How will they speak of True Detective season 2 in the very near future, after the dust has settled? When the buzzards have picked Frank Semyon's body clean and he's just a nondescript Vince Vaughn-length skeleton in the desert, will Nic Pizzolatto's second self-contained tale of unbeatable systematic corruption be looked upon as an intriguing case study of colossal failure? Or will its defenders, currently small in number but quite vocal, grow in number and rise up to anoint these eight episodes as a misunderstood cult classic? I ask because as the credits rolled on last night's especially depressing finale, I honestly had no idea.

Indeed, season 2 came to a grim close (the last chapter of Life, an AudioBook Narrated by Raymond Velcoro's failure to upload was a particular kick in the nuts), a sharp swerve from last year, which seemed to be heading toward a dark end and instead closed on a relatively optimistic note. But really, comparing the two seasons becomes lazy after a certain point. This is an anthology series, after all. So, removing the looming shadows of Rust Cohle, Carcosa, and a sweet narrative structure, was season 2 a success on its own merit? Not quite. But it certainly was worthwhile. My own relationship with the season was complicated. For the first two episodes, I was intrigued. Three and four seemed to betray my loyalty. And the back half varied between silly, problematic but watchable and Actually Pretty Good. All told it's a mess though, ain't no way around it.

Remove Paul Woodrugh from this season entirely. Does it affect anything, like, at all? No, the entire series of events could've unfolded as they would have, sans bad acting, a mother straight out of a Lifetime movie and a truly cringeworthy not to mention really fucking dated closeted arc. I went into the season optimistic to see what Vaughn would do; more times than not his line readings played as if he was reading a Raymond Chandler novel at one of those Jason Reitman A-Lister classic works renditions. The information crucial to this mystery was deployed casually at best, haphazardly at worst, leaving even the most avid mystery watchers/readers confused at certain points. Somebody killed Stan. The documents have signatures.

Just because the mystery and the show around it picked up towards the end doesn't excuse a sloppy set-up. A slow-building case was far from the early hours' biggest problem; a case and characters who hardly inspired a shit to give was. (Imagine how much more lively this season would be if Birdman Lenny was hunting down Caspere's collaborators instead of conveniently waiting offstage until episode 8 to act on knowledge he already had.) And there was no form to lean on. This year is its own story, sure but after last year's tracking scene, it's not unreasonable to expect similar technical flourishes. The shootout that played like a Call of Duty cutscene was not that. 
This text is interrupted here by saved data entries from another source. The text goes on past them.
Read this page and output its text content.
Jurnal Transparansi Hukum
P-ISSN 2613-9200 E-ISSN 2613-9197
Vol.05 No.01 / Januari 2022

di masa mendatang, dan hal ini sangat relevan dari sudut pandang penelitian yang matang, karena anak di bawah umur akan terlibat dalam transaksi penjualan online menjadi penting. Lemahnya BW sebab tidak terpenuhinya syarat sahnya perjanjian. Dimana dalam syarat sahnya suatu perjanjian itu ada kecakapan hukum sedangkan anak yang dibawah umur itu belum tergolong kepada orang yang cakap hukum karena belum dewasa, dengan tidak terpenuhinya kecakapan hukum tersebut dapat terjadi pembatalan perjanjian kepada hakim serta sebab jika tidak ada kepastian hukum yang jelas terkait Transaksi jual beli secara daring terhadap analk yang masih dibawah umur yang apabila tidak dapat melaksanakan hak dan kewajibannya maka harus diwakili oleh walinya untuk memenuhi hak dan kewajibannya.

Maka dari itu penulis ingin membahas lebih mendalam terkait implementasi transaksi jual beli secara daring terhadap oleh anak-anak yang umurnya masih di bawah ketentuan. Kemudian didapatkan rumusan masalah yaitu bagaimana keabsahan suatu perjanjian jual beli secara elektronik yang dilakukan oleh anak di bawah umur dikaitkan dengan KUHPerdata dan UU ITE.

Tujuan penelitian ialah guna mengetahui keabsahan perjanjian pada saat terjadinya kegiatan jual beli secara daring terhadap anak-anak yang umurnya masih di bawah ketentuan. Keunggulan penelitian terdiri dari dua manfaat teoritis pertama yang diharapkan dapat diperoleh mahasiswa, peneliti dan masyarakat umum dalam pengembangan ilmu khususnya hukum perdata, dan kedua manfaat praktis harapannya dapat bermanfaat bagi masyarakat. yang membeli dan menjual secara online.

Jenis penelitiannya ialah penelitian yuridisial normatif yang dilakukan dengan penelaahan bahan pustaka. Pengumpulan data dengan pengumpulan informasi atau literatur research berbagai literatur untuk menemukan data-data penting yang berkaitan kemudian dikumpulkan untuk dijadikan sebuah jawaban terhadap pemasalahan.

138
But there was something strangely poetic albeit simultaneously absurd as Vince Vaughn limped toward death in the desert, surrounded by the ghosts of people and experiences that shaped him into the truly terrible career criminal he became. I felt for him, the same way I felt for Ray Farrell as he ran into a hail of decidedly non-rubber bullets, the same fate he dream-predicted in Limbo World with Conway Twitty. He and McAdams sold Ray and Ani's connection enough to make the finale's final beats work for me. I smiled at the idea of her and Jordan taking on the world, without the fuck-ups they couldn't help but care for, plus a baby because, remember, Jordan really wanted a baby. This was not 8 collective hours of trash. It is quite far from 8 hours of perfection.

Nic P set out to make a neo-noir with Chinatown as a base element and flavors of Mann and Lynch thrown in. Instead he made a different type of noir, the one that takes work to appreciate but has genius within if you look hard enough. Up close, its flaws are frustratingly evident. But a year or two removed, I can easily see 'Why True D 2 Is Actually Brilliant' thinkpieces popping up like James Frain, glorifying everything from Vince Vaugn's eight-episode slow march to his own doom to the Black Rose bar's bard songstress; "Sometimes your best self.." "Everything is fucking" and "Blue balls of the heart" will live in infamy. (No one will ever talk positively of Paul Woodrugh.) Rest easy, True're a year or so out from saying "I told you so." Or maybe Nic P will never work on HBO again. Or maybe he'll make a movie. In the meantime, pour out a little Johnnie Walker Blue for Colin Velcoro, the one element of this season that needed no time nor distance to appreciate.